MASSDEVICE ON CALL — Sanovas is expanding its corporate headquarters and opening a manufacturing facility in Sausalito, Calif. as it prepares to file for FDA clearance for its drug-delivery technology.
The company’s micro-surgical technologies feature what Sanovas calls the world’s smallest surgical camera to access hard-to-reach areas of the body and provide minimally invasive diagnosis, treatment and drug delivery, according to a press release.
Sanovas, a company inspired by the founders of minimally invasive surgery, aims to file for FDA 510(k) clearance in the first half of 2012 and hopes to launch full-scale manufacturing by the end of the year.
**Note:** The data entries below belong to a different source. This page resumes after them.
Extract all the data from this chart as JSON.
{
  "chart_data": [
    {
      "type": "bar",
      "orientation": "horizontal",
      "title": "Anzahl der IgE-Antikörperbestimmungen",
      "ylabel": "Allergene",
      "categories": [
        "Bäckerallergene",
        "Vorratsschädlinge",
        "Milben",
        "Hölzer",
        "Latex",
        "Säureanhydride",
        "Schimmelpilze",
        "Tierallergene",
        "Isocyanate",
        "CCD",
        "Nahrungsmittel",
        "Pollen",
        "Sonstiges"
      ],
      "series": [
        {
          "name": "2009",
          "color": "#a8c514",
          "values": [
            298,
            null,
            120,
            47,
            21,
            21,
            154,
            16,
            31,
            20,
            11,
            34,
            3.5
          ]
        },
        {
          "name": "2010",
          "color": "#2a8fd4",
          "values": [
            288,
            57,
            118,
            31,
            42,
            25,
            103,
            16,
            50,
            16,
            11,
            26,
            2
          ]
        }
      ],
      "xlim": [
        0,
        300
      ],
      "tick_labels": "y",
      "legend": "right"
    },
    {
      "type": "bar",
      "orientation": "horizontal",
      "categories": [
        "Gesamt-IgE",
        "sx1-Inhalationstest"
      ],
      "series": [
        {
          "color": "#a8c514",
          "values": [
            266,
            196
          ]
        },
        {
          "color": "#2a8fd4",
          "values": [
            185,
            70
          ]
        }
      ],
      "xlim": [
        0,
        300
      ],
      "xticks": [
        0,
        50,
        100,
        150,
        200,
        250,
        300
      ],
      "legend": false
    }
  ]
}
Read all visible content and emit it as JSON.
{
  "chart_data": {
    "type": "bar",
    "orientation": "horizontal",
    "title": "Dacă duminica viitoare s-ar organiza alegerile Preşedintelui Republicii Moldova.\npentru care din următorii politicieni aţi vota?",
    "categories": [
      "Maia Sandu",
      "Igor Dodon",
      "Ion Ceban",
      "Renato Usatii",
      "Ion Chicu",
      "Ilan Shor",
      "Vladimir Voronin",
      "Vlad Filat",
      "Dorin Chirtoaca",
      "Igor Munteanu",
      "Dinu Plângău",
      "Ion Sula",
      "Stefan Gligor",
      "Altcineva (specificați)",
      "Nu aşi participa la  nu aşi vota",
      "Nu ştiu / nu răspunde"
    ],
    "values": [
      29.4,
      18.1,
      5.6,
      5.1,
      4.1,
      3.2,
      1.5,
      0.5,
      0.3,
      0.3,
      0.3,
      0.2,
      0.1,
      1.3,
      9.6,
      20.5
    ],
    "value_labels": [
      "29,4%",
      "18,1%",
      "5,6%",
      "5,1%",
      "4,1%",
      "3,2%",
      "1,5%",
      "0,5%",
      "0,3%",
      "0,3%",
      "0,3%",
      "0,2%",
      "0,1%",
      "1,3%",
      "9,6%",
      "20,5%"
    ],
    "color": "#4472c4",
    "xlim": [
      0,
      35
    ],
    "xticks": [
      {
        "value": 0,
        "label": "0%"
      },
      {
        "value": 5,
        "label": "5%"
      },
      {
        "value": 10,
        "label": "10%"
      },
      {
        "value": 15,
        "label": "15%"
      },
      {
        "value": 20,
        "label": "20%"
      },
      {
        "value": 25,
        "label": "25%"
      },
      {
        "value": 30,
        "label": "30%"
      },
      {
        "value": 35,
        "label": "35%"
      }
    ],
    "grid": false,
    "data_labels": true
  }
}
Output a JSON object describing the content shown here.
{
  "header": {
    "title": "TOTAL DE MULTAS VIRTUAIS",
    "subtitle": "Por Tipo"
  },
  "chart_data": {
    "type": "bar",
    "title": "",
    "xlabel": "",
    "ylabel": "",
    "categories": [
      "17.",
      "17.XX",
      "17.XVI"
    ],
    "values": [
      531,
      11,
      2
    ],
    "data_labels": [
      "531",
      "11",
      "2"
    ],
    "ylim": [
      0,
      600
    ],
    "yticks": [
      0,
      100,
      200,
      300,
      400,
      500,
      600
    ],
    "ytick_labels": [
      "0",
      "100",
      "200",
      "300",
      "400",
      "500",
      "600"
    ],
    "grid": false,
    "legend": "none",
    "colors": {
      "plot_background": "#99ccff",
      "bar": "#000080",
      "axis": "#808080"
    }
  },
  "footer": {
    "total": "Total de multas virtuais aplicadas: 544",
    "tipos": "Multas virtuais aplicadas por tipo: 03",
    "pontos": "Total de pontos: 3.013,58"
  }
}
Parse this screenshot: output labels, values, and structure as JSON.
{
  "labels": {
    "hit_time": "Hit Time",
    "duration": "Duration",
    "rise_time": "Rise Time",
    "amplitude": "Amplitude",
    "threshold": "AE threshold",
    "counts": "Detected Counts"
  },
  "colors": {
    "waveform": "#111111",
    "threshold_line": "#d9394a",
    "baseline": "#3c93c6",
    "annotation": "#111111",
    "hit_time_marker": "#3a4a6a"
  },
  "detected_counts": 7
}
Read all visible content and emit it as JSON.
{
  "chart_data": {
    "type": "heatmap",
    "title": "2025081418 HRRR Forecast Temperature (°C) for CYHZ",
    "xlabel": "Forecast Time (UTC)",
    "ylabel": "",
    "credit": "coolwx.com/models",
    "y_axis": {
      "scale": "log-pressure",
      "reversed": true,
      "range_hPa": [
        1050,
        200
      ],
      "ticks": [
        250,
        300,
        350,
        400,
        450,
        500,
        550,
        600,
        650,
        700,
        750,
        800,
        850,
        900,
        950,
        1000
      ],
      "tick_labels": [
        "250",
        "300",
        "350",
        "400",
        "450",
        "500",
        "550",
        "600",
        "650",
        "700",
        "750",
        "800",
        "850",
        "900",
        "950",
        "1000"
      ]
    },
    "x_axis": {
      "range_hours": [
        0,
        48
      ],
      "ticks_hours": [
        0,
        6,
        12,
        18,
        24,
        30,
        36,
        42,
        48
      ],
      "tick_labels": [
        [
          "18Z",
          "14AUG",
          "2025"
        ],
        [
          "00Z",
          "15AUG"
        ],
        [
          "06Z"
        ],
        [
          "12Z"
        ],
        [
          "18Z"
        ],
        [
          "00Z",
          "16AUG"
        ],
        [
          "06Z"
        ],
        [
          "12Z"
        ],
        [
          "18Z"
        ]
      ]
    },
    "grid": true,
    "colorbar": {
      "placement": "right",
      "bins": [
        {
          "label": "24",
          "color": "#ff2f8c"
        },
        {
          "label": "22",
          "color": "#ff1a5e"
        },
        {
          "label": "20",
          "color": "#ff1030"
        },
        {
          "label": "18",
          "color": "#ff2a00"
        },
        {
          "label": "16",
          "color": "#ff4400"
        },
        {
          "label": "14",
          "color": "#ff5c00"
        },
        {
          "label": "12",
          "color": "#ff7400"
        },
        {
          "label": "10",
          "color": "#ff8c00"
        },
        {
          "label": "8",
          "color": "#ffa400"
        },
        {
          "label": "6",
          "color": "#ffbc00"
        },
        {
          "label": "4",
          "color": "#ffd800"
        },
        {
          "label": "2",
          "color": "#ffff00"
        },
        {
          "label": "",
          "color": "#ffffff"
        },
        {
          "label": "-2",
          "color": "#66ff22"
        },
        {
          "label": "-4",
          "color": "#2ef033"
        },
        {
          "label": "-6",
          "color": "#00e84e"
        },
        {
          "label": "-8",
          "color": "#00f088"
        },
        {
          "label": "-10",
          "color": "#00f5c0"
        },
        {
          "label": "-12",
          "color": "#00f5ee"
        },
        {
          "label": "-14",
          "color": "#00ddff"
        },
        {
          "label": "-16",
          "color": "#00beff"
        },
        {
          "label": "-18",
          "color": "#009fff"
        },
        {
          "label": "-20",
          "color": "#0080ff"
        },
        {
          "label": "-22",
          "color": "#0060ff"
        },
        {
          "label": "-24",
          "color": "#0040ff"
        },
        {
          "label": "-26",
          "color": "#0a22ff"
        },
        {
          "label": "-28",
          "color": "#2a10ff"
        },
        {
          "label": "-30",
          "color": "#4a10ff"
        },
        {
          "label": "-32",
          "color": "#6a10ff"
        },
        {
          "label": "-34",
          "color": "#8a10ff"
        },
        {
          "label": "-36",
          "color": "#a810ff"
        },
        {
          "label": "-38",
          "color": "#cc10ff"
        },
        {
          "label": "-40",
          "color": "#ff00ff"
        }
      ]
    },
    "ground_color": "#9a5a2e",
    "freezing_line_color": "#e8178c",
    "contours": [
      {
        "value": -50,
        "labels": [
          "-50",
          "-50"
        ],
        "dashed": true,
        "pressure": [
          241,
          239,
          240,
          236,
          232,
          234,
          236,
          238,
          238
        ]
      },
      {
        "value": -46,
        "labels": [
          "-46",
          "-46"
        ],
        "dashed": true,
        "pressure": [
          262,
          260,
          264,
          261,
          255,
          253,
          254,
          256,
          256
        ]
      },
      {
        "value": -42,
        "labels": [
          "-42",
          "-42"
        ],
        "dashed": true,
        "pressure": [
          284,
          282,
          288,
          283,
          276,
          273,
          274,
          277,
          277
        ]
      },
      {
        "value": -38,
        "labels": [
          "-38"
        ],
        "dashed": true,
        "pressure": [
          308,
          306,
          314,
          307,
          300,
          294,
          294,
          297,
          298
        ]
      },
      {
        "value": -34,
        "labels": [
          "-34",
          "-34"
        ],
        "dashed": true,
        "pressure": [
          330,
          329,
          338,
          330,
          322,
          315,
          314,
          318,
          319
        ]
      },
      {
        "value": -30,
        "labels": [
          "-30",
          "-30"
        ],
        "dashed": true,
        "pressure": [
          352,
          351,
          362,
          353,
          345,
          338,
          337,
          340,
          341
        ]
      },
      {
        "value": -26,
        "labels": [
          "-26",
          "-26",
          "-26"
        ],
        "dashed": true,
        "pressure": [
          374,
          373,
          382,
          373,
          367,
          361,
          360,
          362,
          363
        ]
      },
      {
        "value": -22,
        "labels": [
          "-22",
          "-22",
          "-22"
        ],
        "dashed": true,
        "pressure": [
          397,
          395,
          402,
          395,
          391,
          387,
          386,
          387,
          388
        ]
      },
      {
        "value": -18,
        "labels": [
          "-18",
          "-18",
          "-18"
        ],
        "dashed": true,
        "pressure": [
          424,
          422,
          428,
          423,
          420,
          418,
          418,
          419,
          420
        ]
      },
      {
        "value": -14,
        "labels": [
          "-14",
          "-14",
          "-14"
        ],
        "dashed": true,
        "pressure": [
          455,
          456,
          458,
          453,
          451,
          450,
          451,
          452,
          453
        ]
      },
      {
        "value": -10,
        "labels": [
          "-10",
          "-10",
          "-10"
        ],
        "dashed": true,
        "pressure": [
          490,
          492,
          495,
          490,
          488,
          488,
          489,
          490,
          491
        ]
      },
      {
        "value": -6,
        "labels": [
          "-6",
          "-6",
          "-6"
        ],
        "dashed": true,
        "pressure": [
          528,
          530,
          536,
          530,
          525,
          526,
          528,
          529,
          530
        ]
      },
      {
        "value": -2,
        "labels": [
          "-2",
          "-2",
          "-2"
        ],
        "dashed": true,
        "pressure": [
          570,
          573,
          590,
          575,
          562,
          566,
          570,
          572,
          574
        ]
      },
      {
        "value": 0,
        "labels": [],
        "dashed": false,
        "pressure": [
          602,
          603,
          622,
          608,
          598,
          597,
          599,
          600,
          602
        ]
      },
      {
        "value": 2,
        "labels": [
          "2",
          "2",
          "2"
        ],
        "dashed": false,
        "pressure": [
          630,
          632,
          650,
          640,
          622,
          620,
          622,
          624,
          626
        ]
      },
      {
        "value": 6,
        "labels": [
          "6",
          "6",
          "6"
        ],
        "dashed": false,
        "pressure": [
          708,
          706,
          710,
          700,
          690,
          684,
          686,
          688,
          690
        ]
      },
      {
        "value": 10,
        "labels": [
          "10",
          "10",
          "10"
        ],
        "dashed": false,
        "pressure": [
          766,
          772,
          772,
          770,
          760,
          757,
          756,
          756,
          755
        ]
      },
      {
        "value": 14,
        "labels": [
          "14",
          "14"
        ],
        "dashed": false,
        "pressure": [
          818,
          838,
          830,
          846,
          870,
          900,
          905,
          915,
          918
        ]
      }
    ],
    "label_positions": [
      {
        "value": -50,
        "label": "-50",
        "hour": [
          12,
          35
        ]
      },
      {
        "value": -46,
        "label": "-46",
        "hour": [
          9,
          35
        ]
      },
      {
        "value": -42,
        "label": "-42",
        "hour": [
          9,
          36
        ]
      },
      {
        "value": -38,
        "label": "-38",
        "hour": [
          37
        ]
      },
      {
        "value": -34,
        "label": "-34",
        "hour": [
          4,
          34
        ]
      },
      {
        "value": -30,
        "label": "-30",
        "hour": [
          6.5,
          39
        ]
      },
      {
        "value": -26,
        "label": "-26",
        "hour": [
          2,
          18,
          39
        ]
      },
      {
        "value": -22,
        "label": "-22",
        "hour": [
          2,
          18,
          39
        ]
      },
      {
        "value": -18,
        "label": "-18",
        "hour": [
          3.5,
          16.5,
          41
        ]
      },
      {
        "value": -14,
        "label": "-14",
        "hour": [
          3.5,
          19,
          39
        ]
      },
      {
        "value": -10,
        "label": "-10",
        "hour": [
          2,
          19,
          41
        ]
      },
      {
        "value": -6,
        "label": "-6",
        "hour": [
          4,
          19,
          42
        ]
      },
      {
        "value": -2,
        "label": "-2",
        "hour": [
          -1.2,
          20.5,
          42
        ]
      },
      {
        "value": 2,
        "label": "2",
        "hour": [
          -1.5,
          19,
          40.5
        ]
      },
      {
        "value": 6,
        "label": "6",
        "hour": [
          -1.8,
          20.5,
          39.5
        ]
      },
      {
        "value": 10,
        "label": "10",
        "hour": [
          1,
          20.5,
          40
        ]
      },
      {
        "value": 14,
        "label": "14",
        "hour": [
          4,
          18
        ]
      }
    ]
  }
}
Its first treatment target is lung cancer and pulmonary disease, conditions that are pervasive in the U.S. and throughout the world.
"With nearly 1 in 7 American’s currently suffering from a chronic pulmonary disease and another 96 million at risk there is an urgent humanitarian need for these next-generation solutions," CEO Larry Gerrans said in prepared remarks.
The company’s VAS Zeppelin product platform consists of 5 technologies involving imaging, catheter-based access and intervention, "smart" technology and drug delivery – all on a scale small enough to fit into the 1mm to 3mm commonly found in the lungs outer reaches.
It’s designed to eliminate the need to crack open patients’ chests to access the lungs – and the 7-day in-hospital recovery time for such procedures, Gerrans told MassDevice during a Q&A in November.